Menhirs 1, éoliennes 0. On pourrait trivialement résumer ainsi l’affaire du parc éolien de Porspoder, dans le Finistère, dont l’autorisation préfectorale a été annulée par la justice administrative cette semaine, car les trois éoliennes envisagées étaient prévues trop proches des menhirs de granit rose de Kergalou. Le préfet, qui a autorisé le projet en 2022, était passé outre les avis défavorables de l’architecte des bâtiments de France, des deux communes concernées et de la commissaire de l’enquête publique. Cette affaire, un rien clochemerlesque, pourrait évidemment prêter à sourire, mais elle illustre les vents contraires qui, régulièrement partout en France, soufflent sur les projets de parcs éoliens qu’ils soient sur terre ou sur mer.
D’un côté, les opposants dénoncent pêle-mêle la défiguration des paysages, les nuisances sonores, l’impact sur la biodiversité ou la faune et la dépréciation immobilière. Une peur parfois instrumentalisée par des discours alarmistes et des informations tronquées, qui alimentent la défiance envers le moindre projet éolien. Des arguments qui, s’ils peuvent paraître parfois exagérés, ne sont toutefois pas à balayer d’un revers de main. S’y ajoutent les critiques récurrentes de certains experts qui dénoncent le coût colossal de l’éolien, son intermittence, notre dépendance à des industriels étrangers, ou encore son faible impact dans la nécessaire diminution des émissions de gaz à effet de serre. Fustigeant un engouement pour l’éolien qu’ils attribuent à un débat médiatique peu rigoureux, ils estiment que les fonds consacrés à l’éolien auraient été plus efficaces dans l’isolement des logements ou des actions pour davantage de sobriété énergétique.

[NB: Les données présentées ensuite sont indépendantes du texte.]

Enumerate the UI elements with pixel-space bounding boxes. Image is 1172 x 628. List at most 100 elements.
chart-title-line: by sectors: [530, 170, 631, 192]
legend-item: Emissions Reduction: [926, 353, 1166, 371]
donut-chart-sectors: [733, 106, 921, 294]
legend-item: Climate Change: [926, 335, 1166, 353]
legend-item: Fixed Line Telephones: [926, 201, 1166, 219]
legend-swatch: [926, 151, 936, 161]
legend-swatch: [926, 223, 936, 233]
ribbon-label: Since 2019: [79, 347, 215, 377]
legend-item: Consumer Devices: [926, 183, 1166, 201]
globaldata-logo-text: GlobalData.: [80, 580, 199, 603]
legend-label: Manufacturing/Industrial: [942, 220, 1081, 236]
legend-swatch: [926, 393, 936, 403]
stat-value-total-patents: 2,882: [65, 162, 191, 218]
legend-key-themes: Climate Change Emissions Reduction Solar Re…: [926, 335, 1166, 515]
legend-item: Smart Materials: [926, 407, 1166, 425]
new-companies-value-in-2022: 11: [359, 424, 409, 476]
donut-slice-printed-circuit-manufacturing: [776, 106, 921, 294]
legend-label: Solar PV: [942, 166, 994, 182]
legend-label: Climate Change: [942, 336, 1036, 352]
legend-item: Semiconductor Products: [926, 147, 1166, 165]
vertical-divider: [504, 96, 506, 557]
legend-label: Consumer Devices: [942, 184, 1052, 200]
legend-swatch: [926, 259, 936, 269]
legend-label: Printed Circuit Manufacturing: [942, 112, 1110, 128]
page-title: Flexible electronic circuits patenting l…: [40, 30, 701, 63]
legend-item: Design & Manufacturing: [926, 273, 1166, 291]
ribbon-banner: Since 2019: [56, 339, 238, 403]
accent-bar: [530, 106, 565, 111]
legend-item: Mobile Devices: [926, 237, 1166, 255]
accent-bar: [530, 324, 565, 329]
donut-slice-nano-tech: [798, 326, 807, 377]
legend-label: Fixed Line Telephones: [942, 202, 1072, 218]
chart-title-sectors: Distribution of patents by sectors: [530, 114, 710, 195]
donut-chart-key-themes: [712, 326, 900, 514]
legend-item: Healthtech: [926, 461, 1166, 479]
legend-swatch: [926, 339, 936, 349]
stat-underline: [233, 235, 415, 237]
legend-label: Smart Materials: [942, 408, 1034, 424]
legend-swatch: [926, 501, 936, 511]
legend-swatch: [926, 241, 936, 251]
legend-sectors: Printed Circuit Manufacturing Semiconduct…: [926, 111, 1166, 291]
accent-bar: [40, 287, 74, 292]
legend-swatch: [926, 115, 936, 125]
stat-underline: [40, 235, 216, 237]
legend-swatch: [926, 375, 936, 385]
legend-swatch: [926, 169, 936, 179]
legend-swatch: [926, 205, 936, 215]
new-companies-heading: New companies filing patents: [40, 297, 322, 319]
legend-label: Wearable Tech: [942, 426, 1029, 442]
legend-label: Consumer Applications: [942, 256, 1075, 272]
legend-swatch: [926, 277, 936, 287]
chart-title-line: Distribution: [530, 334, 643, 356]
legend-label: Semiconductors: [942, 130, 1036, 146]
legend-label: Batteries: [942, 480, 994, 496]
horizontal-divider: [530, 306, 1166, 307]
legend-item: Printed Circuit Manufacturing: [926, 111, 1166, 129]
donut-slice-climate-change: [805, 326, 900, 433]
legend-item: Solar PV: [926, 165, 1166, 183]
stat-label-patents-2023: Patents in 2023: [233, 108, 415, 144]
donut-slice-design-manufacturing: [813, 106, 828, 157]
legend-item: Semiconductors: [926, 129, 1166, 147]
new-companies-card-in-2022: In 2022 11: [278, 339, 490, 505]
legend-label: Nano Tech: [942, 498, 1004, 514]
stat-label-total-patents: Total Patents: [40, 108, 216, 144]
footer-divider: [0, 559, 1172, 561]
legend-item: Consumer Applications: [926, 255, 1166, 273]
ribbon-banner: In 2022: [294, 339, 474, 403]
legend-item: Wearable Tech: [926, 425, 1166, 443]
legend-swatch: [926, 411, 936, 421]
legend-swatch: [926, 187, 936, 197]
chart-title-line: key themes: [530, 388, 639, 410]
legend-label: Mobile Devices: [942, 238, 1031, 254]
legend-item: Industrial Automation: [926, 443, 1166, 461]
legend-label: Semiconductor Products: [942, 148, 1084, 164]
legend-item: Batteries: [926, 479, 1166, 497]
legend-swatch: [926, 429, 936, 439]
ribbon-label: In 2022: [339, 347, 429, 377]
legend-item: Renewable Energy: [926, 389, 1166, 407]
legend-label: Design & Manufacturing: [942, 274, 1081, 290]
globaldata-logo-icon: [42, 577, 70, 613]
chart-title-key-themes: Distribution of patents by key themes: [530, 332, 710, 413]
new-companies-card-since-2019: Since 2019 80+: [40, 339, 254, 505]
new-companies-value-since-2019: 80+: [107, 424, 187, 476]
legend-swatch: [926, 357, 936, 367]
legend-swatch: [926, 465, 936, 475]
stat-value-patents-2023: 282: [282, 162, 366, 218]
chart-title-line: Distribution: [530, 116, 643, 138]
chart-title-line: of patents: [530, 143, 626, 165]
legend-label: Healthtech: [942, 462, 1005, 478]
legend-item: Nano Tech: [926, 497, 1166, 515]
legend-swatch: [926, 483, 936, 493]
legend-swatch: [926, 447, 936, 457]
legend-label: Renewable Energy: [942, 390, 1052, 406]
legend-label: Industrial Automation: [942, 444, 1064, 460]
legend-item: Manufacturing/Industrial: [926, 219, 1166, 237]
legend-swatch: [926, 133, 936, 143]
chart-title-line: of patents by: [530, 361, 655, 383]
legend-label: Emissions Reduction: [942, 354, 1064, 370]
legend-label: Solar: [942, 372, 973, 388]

De l’autre côté, les défenseurs de ces moulins à vent modernes brandissent l’étendard de l’urgence climatique. Les éoliennes, affirment-ils, sont une réponse concrète et immédiate à la nécessité de décarboner notre mix énergétique. Avec en 2023 une production de plus de 50 TWh, l’éolien terrestre et en mer représente désormais plus de 10 % de la consommation nationale annuelle d’électricité. En cinq ans, la production annuelle d’électricité d’origine éolienne a augmenté de plus de 80 %, avec une hausse de plus de 30 % entre 2022 et 2023. Ce n’est pas rien à l’heure où l’on cherche à sortir des énergies fossiles polluantes. Enfin, la filière éolienne s’est désormais bien structurée et représente plus de 30 000 emplois.
Comment sortir de cet affrontement ? Comment concilier l’impératif écologique et l’acceptabilité sociale des éoliennes ? Michel Barnier, qui ne manque pas une occasion de parler de la dette écologique et de rappeler qu’il fut ministre de l’Environnement, s’est, d’évidence, posé ces questions et, lors de son discours de politique générale mardi, a assuré qu’il souhaitait mieux prendre en compte « l’impact » des énergies renouvelables. De fait, l’affaire bretonne, qui est intervenue après une série de mesures de concertation et d’engagements déjà pris en 2021, montre qu’il y a des marges de progrès en matière de transparence, de concertation et de pédagogie.
Si le gouvernement veut être à l’écoute, il n’en garde pas moins le cap sur lequel la France s’est engagée : une croissance de 1,5 GW par an pour l’éolien terrestre et un objectif de 45 GW d’éolien en mer. Car comme l’a martelé RTE dans son rapport « Futurs énergétiques 2050 », « atteindre la neutralité carbone est impossible sans un développement significatif des énergies renouvelables » et, selon France renouvelables, « l’électrification massive des usages à horizon 2035 sera principalement soutenue par les énergies renouvelables. »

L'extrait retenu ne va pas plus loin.